Она была последней, о ком я могла бы подумать.  Анна Ларсен была старой подругой моей бедной матери и почти не общалась с моим отцом. Тем не менее, после моего выхода из пансиона 2 года назад, мой отец, не зная, что делать со мной, отослал меня к ней. За 1 неделю она научила меня одеваться со вкусом и жить. Я прониклась к ней чувством пылкого восхищения, которое она искусно направила на одного из молодых людей из своего окружения. Ей я была обязана своими первыми опытами в элегантности и в любви и была очень признательна ей. В свои 42 года это была еще соблазнительная женщина, пользовавшаяся большим успехом, с красивым лицом, усталым, бесстрастным и гордым. Эта отстраненность была единственным, в чем ее можно было упрекнуть. Она внушала любовь и держала на расстоянии. Все в ней проявляло неослабную волю, спокойствие сердца, которое располагало к себе. Хотя она была разведена и свободна, в обществе не ходили слухи о том, что у нее был любовник. Впрочем, наши отношения изменились: она общалась с людьми утонченными, образованными, сдержанными, мы - с людьми шумными, ненасытными, от которых мой отец требовал только одного: быть красивыми и забавными. Я думаю, что она слегка презирала нас – моего отца и меня, за то, что мы предпочли пустые развлечения, а она презирала всякие излишества. Мы собирались только на деловых обедах – она занималась созданием одежды, а мой отец – связями с общественностью, - но воспоминания о моей матери и мои усилия приводили к тому, что я опять восхищалась ею, если она хоть немного позволяла приблизиться к себе. Наконец, этот внезапный приезд выглядел как помеха, если вспомнить о присутствии Эльзы и об идеях Анны по поводу образования.
Задав шквал вопросов о положении Анны в обществе, Эльза пошла наверх. Я осталась с отцом наедине и устроилась на ступеньках у его ног. Он наклонился и положил руки мне на плечи:
«Почему ты так отощала, моя крошка? Ты похожа на маленькую дикую кошку. Я хотел бы, чтобы моя дочь была прелестной блондинкой с заметными формами и фарфоровыми глазками, и…»
«Речь не об этом, - сказала я.  - Почему ты пригласил Анну? И почему она приняла приглашение?»
«Возможно, чтобы повидать твоего старого отца.

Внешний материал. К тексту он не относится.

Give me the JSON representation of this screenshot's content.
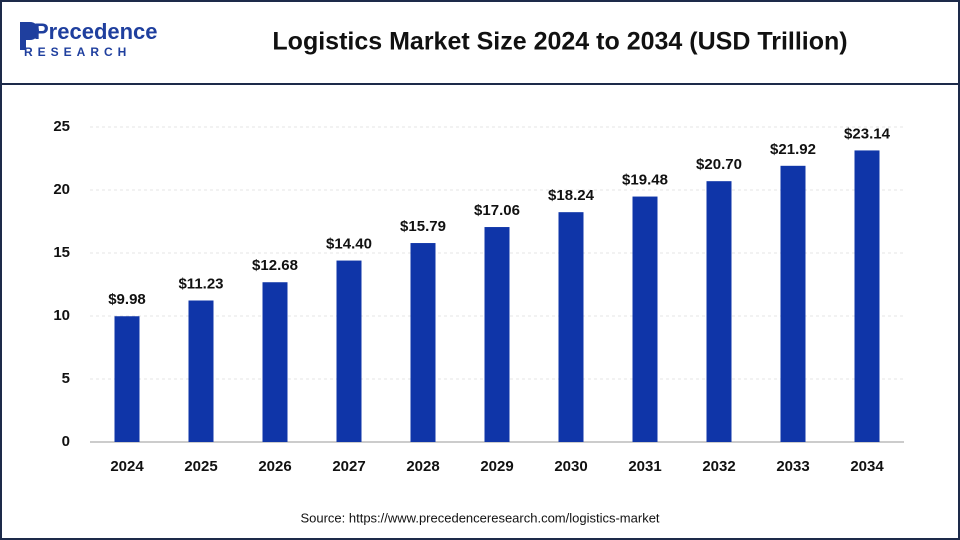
{
  "logo": {
    "name": "Precedence",
    "tagline": "RESEARCH"
  },
  "chart_data": {
    "type": "bar",
    "title": "Logistics Market Size 2024 to 2034 (USD Trillion)",
    "source": "Source: https://www.precedenceresearch.com/logistics-market",
    "categories": [
      "2024",
      "2025",
      "2026",
      "2027",
      "2028",
      "2029",
      "2030",
      "2031",
      "2032",
      "2033",
      "2034"
    ],
    "values": [
      9.98,
      11.23,
      12.68,
      14.4,
      15.79,
      17.06,
      18.24,
      19.48,
      20.7,
      21.92,
      23.14
    ],
    "value_labels": [
      "$9.98",
      "$11.23",
      "$12.68",
      "$14.40",
      "$15.79",
      "$17.06",
      "$18.24",
      "$19.48",
      "$20.70",
      "$21.92",
      "$23.14"
    ],
    "color": "#0f35a8",
    "ylim": [
      0,
      25
    ],
    "yticks": [
      0,
      5,
      10,
      15,
      20,
      25
    ],
    "grid": true
  }
}
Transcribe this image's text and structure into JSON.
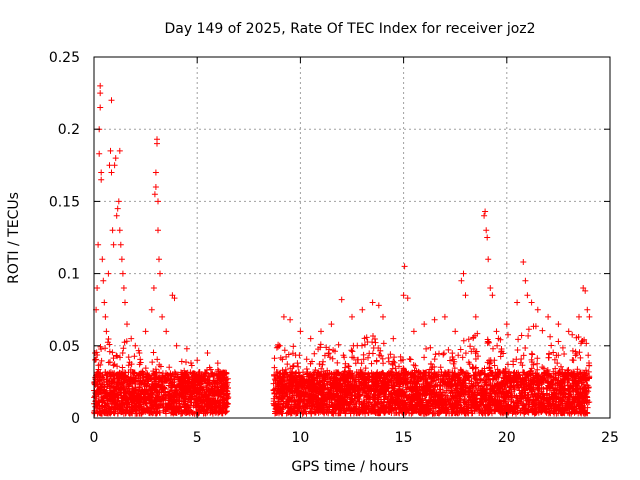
{
  "chart_data": {
    "type": "scatter",
    "title": "Day 149 of 2025, Rate Of TEC Index for receiver joz2",
    "xlabel": "GPS time / hours",
    "ylabel": "ROTI / TECUs",
    "xlim": [
      0,
      25
    ],
    "ylim": [
      0,
      0.25
    ],
    "x_ticks": [
      "0",
      "5",
      "10",
      "15",
      "20",
      "25"
    ],
    "y_ticks": [
      "0",
      "0.05",
      "0.1",
      "0.15",
      "0.2",
      "0.25"
    ],
    "x_tick_values": [
      0,
      5,
      10,
      15,
      20,
      25
    ],
    "y_tick_values": [
      0,
      0.05,
      0.1,
      0.15,
      0.2,
      0.25
    ],
    "grid": true,
    "marker": "+",
    "color": "#ff0000",
    "series": [
      {
        "name": "",
        "points": [
          [
            0.05,
            0.045
          ],
          [
            0.1,
            0.075
          ],
          [
            0.15,
            0.09
          ],
          [
            0.2,
            0.12
          ],
          [
            0.25,
            0.183
          ],
          [
            0.25,
            0.2
          ],
          [
            0.3,
            0.215
          ],
          [
            0.3,
            0.23
          ],
          [
            0.3,
            0.225
          ],
          [
            0.35,
            0.165
          ],
          [
            0.35,
            0.17
          ],
          [
            0.4,
            0.11
          ],
          [
            0.45,
            0.095
          ],
          [
            0.5,
            0.08
          ],
          [
            0.55,
            0.07
          ],
          [
            0.6,
            0.06
          ],
          [
            0.7,
            0.1
          ],
          [
            0.75,
            0.175
          ],
          [
            0.8,
            0.185
          ],
          [
            0.85,
            0.17
          ],
          [
            0.85,
            0.22
          ],
          [
            0.9,
            0.13
          ],
          [
            0.95,
            0.12
          ],
          [
            1.0,
            0.175
          ],
          [
            1.05,
            0.18
          ],
          [
            1.1,
            0.14
          ],
          [
            1.15,
            0.145
          ],
          [
            1.2,
            0.15
          ],
          [
            1.25,
            0.13
          ],
          [
            1.25,
            0.185
          ],
          [
            1.3,
            0.12
          ],
          [
            1.35,
            0.11
          ],
          [
            1.4,
            0.1
          ],
          [
            1.45,
            0.09
          ],
          [
            1.5,
            0.08
          ],
          [
            1.6,
            0.065
          ],
          [
            1.8,
            0.055
          ],
          [
            2.0,
            0.05
          ],
          [
            2.2,
            0.045
          ],
          [
            2.5,
            0.06
          ],
          [
            2.8,
            0.075
          ],
          [
            2.9,
            0.09
          ],
          [
            2.95,
            0.155
          ],
          [
            3.0,
            0.16
          ],
          [
            3.0,
            0.17
          ],
          [
            3.05,
            0.19
          ],
          [
            3.05,
            0.193
          ],
          [
            3.1,
            0.15
          ],
          [
            3.1,
            0.13
          ],
          [
            3.15,
            0.11
          ],
          [
            3.2,
            0.1
          ],
          [
            3.3,
            0.07
          ],
          [
            3.5,
            0.06
          ],
          [
            3.8,
            0.085
          ],
          [
            3.9,
            0.083
          ],
          [
            4.0,
            0.05
          ],
          [
            4.5,
            0.048
          ],
          [
            5.0,
            0.04
          ],
          [
            5.5,
            0.045
          ],
          [
            6.0,
            0.038
          ],
          [
            6.3,
            0.03
          ],
          [
            9.2,
            0.07
          ],
          [
            9.5,
            0.068
          ],
          [
            10.0,
            0.06
          ],
          [
            10.5,
            0.055
          ],
          [
            11.0,
            0.06
          ],
          [
            11.5,
            0.065
          ],
          [
            12.0,
            0.082
          ],
          [
            12.5,
            0.07
          ],
          [
            13.0,
            0.075
          ],
          [
            13.5,
            0.08
          ],
          [
            13.8,
            0.078
          ],
          [
            14.0,
            0.07
          ],
          [
            14.5,
            0.055
          ],
          [
            15.0,
            0.085
          ],
          [
            15.05,
            0.105
          ],
          [
            15.2,
            0.083
          ],
          [
            15.5,
            0.06
          ],
          [
            16.0,
            0.065
          ],
          [
            16.5,
            0.068
          ],
          [
            17.0,
            0.07
          ],
          [
            17.5,
            0.06
          ],
          [
            17.8,
            0.095
          ],
          [
            17.9,
            0.1
          ],
          [
            18.0,
            0.085
          ],
          [
            18.5,
            0.07
          ],
          [
            18.9,
            0.14
          ],
          [
            18.95,
            0.143
          ],
          [
            19.0,
            0.13
          ],
          [
            19.05,
            0.125
          ],
          [
            19.1,
            0.11
          ],
          [
            19.2,
            0.09
          ],
          [
            19.3,
            0.085
          ],
          [
            19.5,
            0.06
          ],
          [
            20.0,
            0.065
          ],
          [
            20.5,
            0.08
          ],
          [
            20.8,
            0.108
          ],
          [
            20.9,
            0.095
          ],
          [
            21.0,
            0.085
          ],
          [
            21.2,
            0.08
          ],
          [
            21.5,
            0.075
          ],
          [
            22.0,
            0.07
          ],
          [
            22.5,
            0.065
          ],
          [
            23.0,
            0.06
          ],
          [
            23.5,
            0.07
          ],
          [
            23.7,
            0.09
          ],
          [
            23.8,
            0.088
          ],
          [
            23.9,
            0.075
          ],
          [
            24.0,
            0.07
          ]
        ],
        "dense_band": {
          "segments": [
            [
              0.0,
              6.5
            ],
            [
              8.7,
              24.0
            ]
          ],
          "base_range": [
            0.003,
            0.032
          ],
          "upper_envelope": [
            [
              0.0,
              0.045
            ],
            [
              1.0,
              0.06
            ],
            [
              2.0,
              0.05
            ],
            [
              3.0,
              0.045
            ],
            [
              4.0,
              0.042
            ],
            [
              5.0,
              0.038
            ],
            [
              6.0,
              0.035
            ],
            [
              6.5,
              0.03
            ],
            [
              8.7,
              0.055
            ],
            [
              9.5,
              0.05
            ],
            [
              10.5,
              0.048
            ],
            [
              11.5,
              0.055
            ],
            [
              12.5,
              0.05
            ],
            [
              13.5,
              0.06
            ],
            [
              14.5,
              0.045
            ],
            [
              15.5,
              0.045
            ],
            [
              16.5,
              0.05
            ],
            [
              17.5,
              0.05
            ],
            [
              18.5,
              0.06
            ],
            [
              19.5,
              0.055
            ],
            [
              20.5,
              0.06
            ],
            [
              21.5,
              0.065
            ],
            [
              22.5,
              0.055
            ],
            [
              23.5,
              0.06
            ],
            [
              24.0,
              0.05
            ]
          ]
        }
      }
    ]
  }
}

Как знать?»
«Ты не принадлежишь к тому типу людей, который интересует Анну, - сказала я. - Она слишком образованна, она слишком себя уважает. А Эльза? Ты подумал об Эльзе? Ты можешь себе представить, о чем они будут говорить? Я – нет!»
«Я не подумал об этом, - признался он. - Это действительно внушает опасения. Сесиль, моя крошка, а не вернуться ли нам в Париж?»
Он тихо засмеялся и потрепал меня по затылку. Я повернулась и посмотрела на него. Его темные глаза блестели, маленькие веселые морщинки обозначились в углах, рот немного приподнялся. Он был похож на фавна. Я начала смеяться вместе с ним, как это случалось каждый раз, когда он создавал трудности.
«Мой верный сообщник, - сказал он. - Что бы я делал без тебя?»
И тон его голоса был таким убеждающим, таким нежным, что я поняла: он был несчастен раньше. Далеко за полночь мы все еще беседовали о любви, о ее сложностях. В глазах моего отца эти сложности были вымышленными. Он систематически отрицал понятия верности, серьезности, обязательств. Он объяснял мне, что они были необязательными, бесполезными. Если бы это говорил не он, а кто-то другой, я была бы шокирована. Но я знала, что в его случае это не исключало ни нежности, ни преданности – чувства, которые приходили к нему даже легче, чем он хотел их, чем считал их временными. Эта позиция очаровывала меня: любовь мимолетная, страстная, проходящая. Я была еще не в том возрасте, когда верность прельщает. Я мало знала о любви: о свиданиях, о поцелуях и о пресыщении.